Shiv: What's the name of that startup? The gen AI?
Jonathan: Profound. Really cool. Yeah, I can connect to you after Shiv if you want to. They're great. James is the founder, ex Uber, great guy.
Shiv: Yeah. Awesome, yeah, that's a competitor for Inquisio, so we'll look into that. And then I guess my secondary question would be, Devon, for you on that, especially in FinTech or financial services, so many companies look at, it's like they're, like I'm thinking about a company like Nesto in your portfolio, their homepage is basically lead gen, right? You fill out a form, mortgage application, whatever it is, and then you enter into a sales process. So how is this type of a shift with search moving over or the risks associated with go-to-market there affecting your investment decisions as you're evaluating companies.
Devon: Yeah, it's a great question. It almost goes back to the point I was making earlier around resilience, right? That for, you know, at the later stage, we really want businesses that have because things do happen. And so a lot of that kind later stage underwriting is around stress testing, the potential impact of different realistic scenarios on both the upside and downside perspective. What I will say is really helpful on a lot of this stuff is understanding where the company you're looking at is different than their peers. So if everyone has been using Google, then yes, a pullback from Google might impact them, but as long as they can be faster to adapt than their peers, it's not going to hurt their market share, and it's probably not going to hurt their position long term. And so it is a bit about understanding relative positioning and strength of the team and data-driven orientation of the team in terms of spotting things and responding.

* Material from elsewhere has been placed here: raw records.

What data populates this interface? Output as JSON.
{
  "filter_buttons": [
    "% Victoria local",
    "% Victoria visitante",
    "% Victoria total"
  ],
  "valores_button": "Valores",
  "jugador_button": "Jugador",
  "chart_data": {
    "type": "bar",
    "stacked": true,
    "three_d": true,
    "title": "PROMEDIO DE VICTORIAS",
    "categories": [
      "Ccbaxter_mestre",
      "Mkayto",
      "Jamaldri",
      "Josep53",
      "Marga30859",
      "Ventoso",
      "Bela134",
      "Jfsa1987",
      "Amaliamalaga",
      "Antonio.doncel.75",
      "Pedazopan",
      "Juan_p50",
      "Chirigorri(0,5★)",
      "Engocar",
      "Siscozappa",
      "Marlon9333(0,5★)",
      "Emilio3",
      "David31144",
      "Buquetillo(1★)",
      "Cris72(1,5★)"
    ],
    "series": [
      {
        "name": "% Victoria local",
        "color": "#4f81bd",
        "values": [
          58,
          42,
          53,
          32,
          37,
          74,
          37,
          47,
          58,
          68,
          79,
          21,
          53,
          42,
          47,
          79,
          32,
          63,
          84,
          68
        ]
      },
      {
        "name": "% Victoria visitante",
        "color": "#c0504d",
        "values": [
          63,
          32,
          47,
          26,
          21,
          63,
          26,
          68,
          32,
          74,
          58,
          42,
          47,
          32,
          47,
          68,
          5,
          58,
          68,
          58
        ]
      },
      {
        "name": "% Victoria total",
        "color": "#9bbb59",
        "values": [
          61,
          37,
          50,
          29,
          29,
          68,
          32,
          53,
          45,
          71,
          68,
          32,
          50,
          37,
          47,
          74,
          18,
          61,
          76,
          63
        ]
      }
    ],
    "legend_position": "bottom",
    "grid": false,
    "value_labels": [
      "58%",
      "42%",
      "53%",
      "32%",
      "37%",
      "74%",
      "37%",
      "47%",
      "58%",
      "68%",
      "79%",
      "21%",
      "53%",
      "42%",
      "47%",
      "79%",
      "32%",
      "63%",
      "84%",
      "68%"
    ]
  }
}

Shiv: Yeah, I think that's great. Especially this point about relative, because if the entire market is impacted by them, the entire market has to respond and find that customer base some other way. So I think that's a great point. I know we're coming up on time here. So before we close off, just any closing thoughts or what's the best way if people want to learn more about Portage, how should they find either of you?
Devon: So both of us are on LinkedIn, so that's always a great way to find us. We've got a website that talks a bit more about the strategies and importantly has our portcos up there. So if you want to get a better sense of where we've been investing, that's always a great way to do it as well.
Shiv: Excellent. And with that said, Jonathan, Devon, thanks for coming on and sharing your wisdom. I think it was especially helpful to hear the deal team and the operating team kind of talk about how they work together. We actually haven't done that type of an episode. And I think a lot of people that listen and have those respective teams will learn a lot from it. So I appreciate you doing this.
Devon: Thanks for having us.
Jonathan: Thank you for having us on to chat.